Exercising under stress could double your risk of a heart attack, according to new research published in the journal Circulation. The study, by McMaster University in Canada, involved 12,461 cardiac arrest patients from 52 countries with an average age of 58.
The participants each completed a questionnaire on the events leading up to their first heart attack. The researchers found a link between emotional turmoil and physical exertion and a higher risk of heart attack, which remained when other risk factors such as smoking and high blood pressure were taken into account.
The researchers also discovered that those who were emotionally upset while taking part in strenuous physical activity were over three times more likely to have a heart attack.
Dr. Andrew Smyth, the study’s lead author, said:‘[Emotional and physical factors] can raise blood pressure and heart rate, changing the flow of blood through blood vessels and reducing blood supply to the heart. This is particularly important in blood vessels already narrowed by plaque, which could block the flow of blood leading to a heart attack.’

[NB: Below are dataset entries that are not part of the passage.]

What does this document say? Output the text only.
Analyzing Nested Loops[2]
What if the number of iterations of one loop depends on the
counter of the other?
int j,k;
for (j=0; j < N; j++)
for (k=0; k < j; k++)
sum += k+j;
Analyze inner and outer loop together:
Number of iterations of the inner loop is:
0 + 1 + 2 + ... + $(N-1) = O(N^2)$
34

‘Regular physical activity has many health benefits, including the prevention of heart disease, so we want that to continue. However, we would recommend that a person who is angry or upset who wants to exercise to blow off steam not go beyond their normal routine to extremes of activity.’
This was a multi-centre case crossover study looking at the precipitating factors involved in heart attack. It observed 12461 patients, and tried to elucidate the precipitating activities and triggers that may have been involved in the eventuality of a first heart attack. The rationale was that >90% of MIs were attributable to exposure to 9 risk factors long term.
Prior studies suggested that physical activity, emotional upset and anger were related to precipitating the cardiac event. The study looked at patients in different countries to see whether the precipitating factors were similar across different geographical circumstances.
A standardised questionnaire and examination was performed by study participants, whereby subjects were asked questions such as ‘Were you engaged in heavy physical exertion?’ and ‘Were you angry or emotionally upset?’ in the 1 hour before symptoms commenced. Control participants were asked the same questions pertaining to the last 24 hours. Socioeconomic data was also collected, as was anthropometric data and a medical history.
Ultimately, the results suggested that anger or emotional upset was reported by 14.4% of participants during the case period and 9.9% during the control period.
However, I have reservations about the nature and design of the study – the participants who had cardiac events also acted as their own controls in the crossover, and this could be subject to recall bias. In addition, while stress and exertion may well precipitate a cardiac event, the study sought to find whether these factors existed and consequently, the study could not be argued as being equipoise. It is similar to me asking a question in General Practice while nodding my head. I am guilty of this from time to time; subliminally, I am looking for a particular answer as opposed to asking the patient openly what happened on the preceding day.
It also looks specifically at hospitalised heart attacks, and therefore may select against the other presentations that could occur.
Lastly, it could also be argued: ‘So what?’. Cardiac events invariably could have a precipitant. They also could not; what the goal in the research is is questionable. Do we avoid stress, emotional upset or anger to stop having heart attacks? I feel this is part of life; and a daily occurrence, unless we happen to live in a monastery.